I woke up this morning...

Tonight, for some reason that I don't pretend to comprehend, I found myself watching a very powerful musical documentary about the music of the Civil Rights movement: Soundtrack for a Revolution (check it out: http://www.soundtrackforarevolutionfilm.com/Home.html As one of the great Civil Rights songs puts it:  I woke up this morning with my mind stayed on freedom. And I wept and wept and wept watching this film.  And the more I think about it, my tears came not only because I cherish these songs, but also because I have been discovering a few more clues about what is really important in ministry. 

+ Earlier today the writer, Cathleen Falsani Possley, posted this clip from the PBS program, Religion and Ethics, in which Eugene Peterson is profiled. One of the things he says in his quiet but clear way is that America is so addicted to consumption that we in the church must challenge the notion that the United States is a Christian nation. To be sure, there are blessings here that I cherish; but we are a very sick and wounded nation and our values are the polar opposite of Christ's. What's more, we don't know the difference.
Peterson goes on to take issue with the rise of the mega-church - a place where there is no spiritual or ethical accountability - and the rise of the cult of the so-called gospel of prosperity asking: "I want to ask these preachers, "Do you have anybody in your church that DIES? Where is the prosperity in that?!?'"  He concludes to predict that the old mainstream church - the now disestablished and side-lined congregations - are really holding it all together given the addictions and fads of the past 30 years. As some know, I resonate on a deep level with many of Peterson's insights and think it is worth the 6+ minutes to watch. Check it out @ http://www.pbs.org/wnet/religionandethics/episodes/may-13-2011/eugene-peterson/8806/

+ I've also been reflecting on the curious mixture of cruelty and kindness that often lives so close to one another in the church. Over the past few weeks, for example, I have experienced some real mean-spirited bullshit from some wounded souls (not from my congregation, thanks be to God) as well as some truly sanctified kindness. Once again, I find myself saying, "No good deed goes unpunished" as something that is both true and humbling. I have also reclaimed the wisdom that there are times when I simply have to shake the dust off my sandals and keep moving no matter how sad or painful that feels.  Some folk are just too toxic or stubborn for me - and I need to leave them to the Lord. (Truth be told, I think some of my tears were about that, too.)

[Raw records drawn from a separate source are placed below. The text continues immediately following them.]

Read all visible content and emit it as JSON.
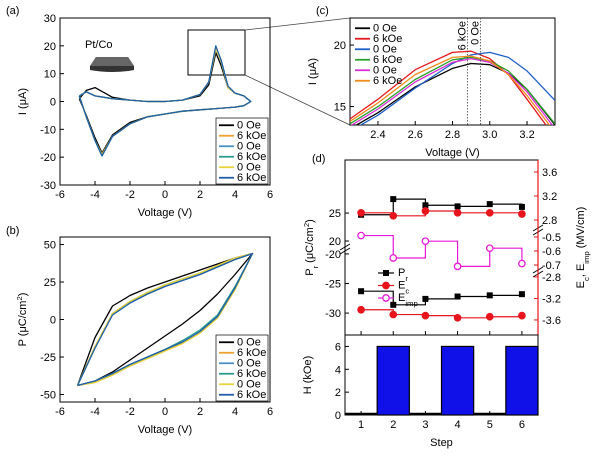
{
  "chart_data": [
    {
      "type": "line",
      "panel_label": "(a)",
      "annotation": "Pt/Co",
      "xlabel": "Voltage (V)",
      "ylabel": "I (μA)",
      "xlim": [
        -6,
        6
      ],
      "xticks": [
        -6,
        -4,
        -2,
        0,
        2,
        4,
        6
      ],
      "ylim": [
        -30,
        30
      ],
      "yticks": [
        -30,
        -20,
        -10,
        0,
        10,
        20,
        30
      ],
      "legend": "lower right",
      "x": [
        -4.9,
        -4.5,
        -4,
        -3,
        -2,
        -1,
        0,
        1,
        2,
        2.5,
        2.9,
        3.2,
        3.6,
        4,
        4.5,
        4.9,
        4.5,
        4,
        3,
        2,
        1,
        0,
        -1,
        -2,
        -3,
        -3.6,
        -4,
        -4.5,
        -4.9
      ],
      "series": [
        {
          "name": "0 Oe",
          "color": "#000000",
          "values": [
            1,
            4,
            5,
            1.5,
            0.5,
            0,
            0,
            0.5,
            2,
            6,
            17.5,
            13,
            5,
            3,
            2,
            0,
            -1.5,
            -2,
            -2.5,
            -3,
            -3.5,
            -4.5,
            -5.5,
            -7.5,
            -12,
            -18.5,
            -13,
            -5,
            1
          ]
        },
        {
          "name": "6 kOe",
          "color": "#f0a030",
          "values": [
            2,
            3.5,
            2,
            1,
            0.5,
            0,
            0,
            0.5,
            2.5,
            7,
            19.5,
            15,
            5,
            3,
            2,
            0,
            -1.5,
            -2,
            -2.5,
            -3,
            -3.5,
            -4.5,
            -5.5,
            -8,
            -12.5,
            -19,
            -14,
            -5.5,
            2
          ]
        },
        {
          "name": "0 Oe",
          "color": "#4a90c8",
          "values": [
            2,
            3.5,
            2,
            1,
            0.5,
            0,
            0,
            0.5,
            2.5,
            7,
            19,
            14.5,
            5,
            3,
            2,
            0,
            -1.5,
            -2,
            -2.5,
            -3,
            -3.5,
            -4.5,
            -5.5,
            -8,
            -12.5,
            -19.5,
            -14,
            -5.5,
            2
          ]
        },
        {
          "name": "6 kOe",
          "color": "#2a9d8f",
          "values": [
            2,
            3.5,
            2,
            1,
            0.5,
            0,
            0,
            0.5,
            2.5,
            7,
            19.5,
            15,
            5.5,
            3,
            2,
            0,
            -1.5,
            -2,
            -2.5,
            -3,
            -3.5,
            -4.5,
            -5.5,
            -8,
            -12.5,
            -19.5,
            -14,
            -5.5,
            2
          ]
        },
        {
          "name": "0 Oe",
          "color": "#e6d23a",
          "values": [
            2,
            3.5,
            2,
            1,
            0.5,
            0,
            0,
            0.5,
            2.5,
            7,
            19,
            14.5,
            5,
            3,
            2,
            0,
            -1.5,
            -2,
            -2.5,
            -3,
            -3.5,
            -4.5,
            -5.5,
            -8,
            -12.5,
            -19,
            -14,
            -5.5,
            2
          ]
        },
        {
          "name": "6 kOe",
          "color": "#1f5fa8",
          "values": [
            2,
            3.5,
            2,
            1,
            0.5,
            0,
            0,
            0.5,
            2.5,
            7,
            20,
            15,
            5.5,
            3,
            2,
            0,
            -1.5,
            -2,
            -2.5,
            -3,
            -3.5,
            -4.5,
            -5.5,
            -8,
            -12.5,
            -19.5,
            -14,
            -5.5,
            2
          ]
        }
      ]
    },
    {
      "type": "line",
      "panel_label": "(b)",
      "xlabel": "Voltage (V)",
      "ylabel": [
        "P (μC/cm",
        "2",
        ")"
      ],
      "xlim": [
        -6,
        6
      ],
      "xticks": [
        -6,
        -4,
        -2,
        0,
        2,
        4,
        6
      ],
      "ylim": [
        -55,
        55
      ],
      "yticks": [
        -50,
        -25,
        0,
        25,
        50
      ],
      "legend": "lower right",
      "x": [
        -5,
        -4,
        -3,
        -2,
        -1,
        0,
        1,
        2,
        3,
        4,
        5,
        4,
        3,
        2,
        1,
        0,
        -1,
        -2,
        -3,
        -4,
        -5
      ],
      "series": [
        {
          "name": "0 Oe",
          "color": "#000000",
          "values": [
            -44,
            -41,
            -35,
            -27,
            -19,
            -11,
            -3,
            6,
            17,
            30,
            44,
            41,
            37,
            33,
            29,
            25,
            21,
            16,
            9,
            -12,
            -44
          ]
        },
        {
          "name": "6 kOe",
          "color": "#f0a030",
          "values": [
            -44,
            -42,
            -37,
            -31,
            -26,
            -21,
            -16,
            -9,
            1,
            20,
            44,
            41,
            36,
            31,
            27,
            23,
            18,
            12,
            4,
            -18,
            -44
          ]
        },
        {
          "name": "0 Oe",
          "color": "#4a90c8",
          "values": [
            -44,
            -41,
            -36,
            -30,
            -25,
            -20,
            -15,
            -8,
            2,
            21,
            44,
            40,
            35,
            30,
            26,
            22,
            17,
            11,
            3,
            -19,
            -44
          ]
        },
        {
          "name": "6 kOe",
          "color": "#2a9d8f",
          "values": [
            -44,
            -41,
            -36,
            -30,
            -25,
            -20,
            -14,
            -7,
            3,
            22,
            44,
            40,
            35,
            31,
            27,
            23,
            18,
            12,
            4,
            -19,
            -44
          ]
        },
        {
          "name": "0 Oe",
          "color": "#e6d23a",
          "values": [
            -44,
            -42,
            -37,
            -31,
            -26,
            -21,
            -16,
            -9,
            1,
            20,
            44,
            41,
            36,
            31,
            27,
            23,
            18,
            12,
            4,
            -18,
            -44
          ]
        },
        {
          "name": "6 kOe",
          "color": "#1f5fa8",
          "values": [
            -44,
            -41,
            -36,
            -30,
            -25,
            -20,
            -15,
            -8,
            2,
            21,
            44,
            40,
            35,
            30,
            26,
            22,
            17,
            11,
            3,
            -19,
            -44
          ]
        }
      ]
    },
    {
      "type": "line",
      "panel_label": "(c)",
      "xlabel": "Voltage (V)",
      "ylabel": "I (μA)",
      "xlim": [
        2.25,
        3.35
      ],
      "xticks": [
        2.4,
        2.6,
        2.8,
        {
          "value": 3,
          "label": "3.0"
        },
        3.2
      ],
      "ylim": [
        13.5,
        22.2
      ],
      "yticks": [
        15,
        20
      ],
      "legend": "upper left",
      "annotations": [
        {
          "text": "6 kOe",
          "x": 2.88
        },
        {
          "text": "0 Oe",
          "x": 2.95
        }
      ],
      "x": [
        2.25,
        2.4,
        2.6,
        2.8,
        2.9,
        3.0,
        3.1,
        3.2,
        3.35
      ],
      "series": [
        {
          "name": "0 Oe",
          "color": "#000000",
          "values": [
            13.2,
            14.5,
            16.6,
            18.1,
            18.5,
            18.4,
            17.7,
            16.4,
            13.5
          ]
        },
        {
          "name": "6 kOe",
          "color": "#e41a1c",
          "values": [
            14.0,
            15.6,
            18.0,
            19.4,
            19.5,
            18.9,
            17.6,
            15.6,
            12.5
          ]
        },
        {
          "name": "0 Oe",
          "color": "#1f5fc8",
          "values": [
            13.0,
            14.3,
            16.5,
            18.5,
            19.2,
            19.4,
            19.0,
            17.9,
            15.5
          ]
        },
        {
          "name": "6 kOe",
          "color": "#2ca02c",
          "values": [
            13.6,
            15.0,
            17.2,
            18.8,
            19.0,
            18.7,
            17.9,
            16.4,
            13.6
          ]
        },
        {
          "name": "0 Oe",
          "color": "#d62fd6",
          "values": [
            13.4,
            14.8,
            17.0,
            18.6,
            18.9,
            18.6,
            17.7,
            16.2,
            13.2
          ]
        },
        {
          "name": "6 kOe",
          "color": "#f08a1c",
          "values": [
            13.8,
            15.3,
            17.6,
            19.0,
            19.1,
            18.7,
            17.6,
            15.9,
            12.9
          ]
        }
      ]
    },
    {
      "type": "step",
      "panel_label": "(d)",
      "ylabel": [
        "P",
        "r",
        " (μC/cm",
        "2",
        ")"
      ],
      "y2label": [
        "E",
        "c",
        ", E",
        "imp",
        " (MV/cm)"
      ],
      "right_color": "#e8141c",
      "x": [
        1,
        2,
        3,
        4,
        5,
        6
      ],
      "xlim": [
        0.5,
        6.5
      ],
      "xticks": [
        1,
        2,
        3,
        4,
        5,
        6
      ],
      "axes": [
        {
          "side": "left",
          "ylim": [
            18.75,
            34.5
          ],
          "yticks": [
            20,
            25
          ]
        },
        {
          "side": "left",
          "ylim": [
            -33.7,
            -19
          ],
          "yticks": [
            -30,
            -25,
            -20
          ]
        },
        {
          "side": "right",
          "ylim": [
            2.65,
            3.8
          ],
          "yticks": [
            2.8,
            3.2,
            3.6
          ]
        },
        {
          "side": "right",
          "ylim": [
            -0.743,
            -0.443
          ],
          "yticks": [
            -0.7,
            -0.6,
            -0.5
          ]
        },
        {
          "side": "right",
          "ylim": [
            -3.88,
            -2.69
          ],
          "yticks": [
            -3.6,
            -3.2,
            -2.8
          ]
        }
      ],
      "series": [
        {
          "name": "P",
          "name_sub": "r",
          "color": "#000000",
          "marker": "square",
          "parts": [
            {
              "axis": 0,
              "values": [
                24.7,
                27.5,
                26.4,
                26.2,
                26.6,
                26.1
              ]
            },
            {
              "axis": 1,
              "values": [
                -26.3,
                -28.6,
                -27.6,
                -27.2,
                -27.0,
                -26.8
              ]
            }
          ]
        },
        {
          "name": "E",
          "name_sub": "c",
          "color": "#e8141c",
          "marker": "circle",
          "parts": [
            {
              "axis": 2,
              "values": [
                2.92,
                2.87,
                2.95,
                2.92,
                2.92,
                2.9
              ]
            },
            {
              "axis": 4,
              "values": [
                -3.41,
                -3.5,
                -3.52,
                -3.56,
                -3.54,
                -3.52
              ]
            }
          ]
        },
        {
          "name": "E",
          "name_sub": "imp",
          "color": "#e619d8",
          "marker": "open-circle",
          "parts": [
            {
              "axis": 3,
              "values": [
                -0.49,
                -0.65,
                -0.53,
                -0.71,
                -0.58,
                -0.69
              ]
            }
          ]
        }
      ]
    },
    {
      "type": "bar",
      "xlabel": "Step",
      "ylabel": "H (kOe)",
      "color": "#1010e8",
      "x": [
        1,
        2,
        3,
        4,
        5,
        6
      ],
      "values": [
        0,
        6,
        0,
        6,
        0,
        6
      ],
      "xlim": [
        0.5,
        6.5
      ],
      "xticks": [
        1,
        2,
        3,
        4,
        5,
        6
      ],
      "ylim": [
        0,
        7
      ],
      "yticks": [
        0,
        2,
        4,
        6
      ]
    }
  ]
}
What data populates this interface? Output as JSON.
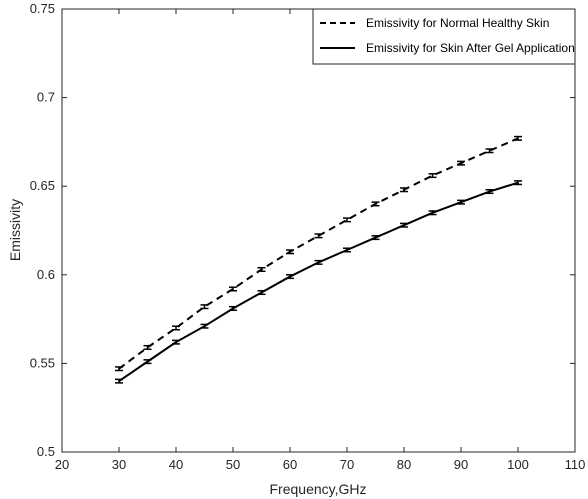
{
  "chart_data": {
    "type": "line",
    "title": "",
    "xlabel": "Frequency,GHz",
    "ylabel": "Emissivity",
    "xlim": [
      20,
      110
    ],
    "ylim": [
      0.5,
      0.75
    ],
    "x_ticks": [
      "20",
      "30",
      "40",
      "50",
      "60",
      "70",
      "80",
      "90",
      "100",
      "110"
    ],
    "y_ticks": [
      "0.5",
      "0.55",
      "0.6",
      "0.65",
      "0.7",
      "0.75"
    ],
    "grid": false,
    "legend_position": "top-right",
    "x": [
      30,
      35,
      40,
      45,
      50,
      55,
      60,
      65,
      70,
      75,
      80,
      85,
      90,
      95,
      100
    ],
    "series": [
      {
        "name": "Emissivity for Normal Healthy Skin",
        "line_style": "dashed",
        "color": "#000000",
        "values": [
          0.547,
          0.559,
          0.57,
          0.582,
          0.592,
          0.603,
          0.613,
          0.622,
          0.631,
          0.64,
          0.648,
          0.656,
          0.663,
          0.67,
          0.677
        ],
        "error": 0.001
      },
      {
        "name": "Emissivity for Skin After Gel Application",
        "line_style": "solid",
        "color": "#000000",
        "values": [
          0.54,
          0.551,
          0.562,
          0.571,
          0.581,
          0.59,
          0.599,
          0.607,
          0.614,
          0.621,
          0.628,
          0.635,
          0.641,
          0.647,
          0.652
        ],
        "error": 0.001
      }
    ]
  }
}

Well, tomorrow is my last day at church for two weeks! On Thursday, before we head out of town, I get to play with my jazz mates again at Patrick's Pub - and that feels like a soul medicine I have been missing for too long. Serendipitously, it will be a concert for peace-making and we'll have some of our Sister City friends from Nicaragua present as well as a few young musicians from the wider community. That will be healing for me - and I will make certain to throw in some of the gospel freedom songs that I cherish during this gig.

And then, as Chuck Berry - and later Bruce Springsteen - said, "It is bye, bye New Jersey I've become airborne... cuz you can't catch me!"  Canada, here we come!


Black Pete said…
Traveling mercies, you two.
RJ said…
I miss you so much and really wish this trip was going to take us to your place... but alas, another time, dear man.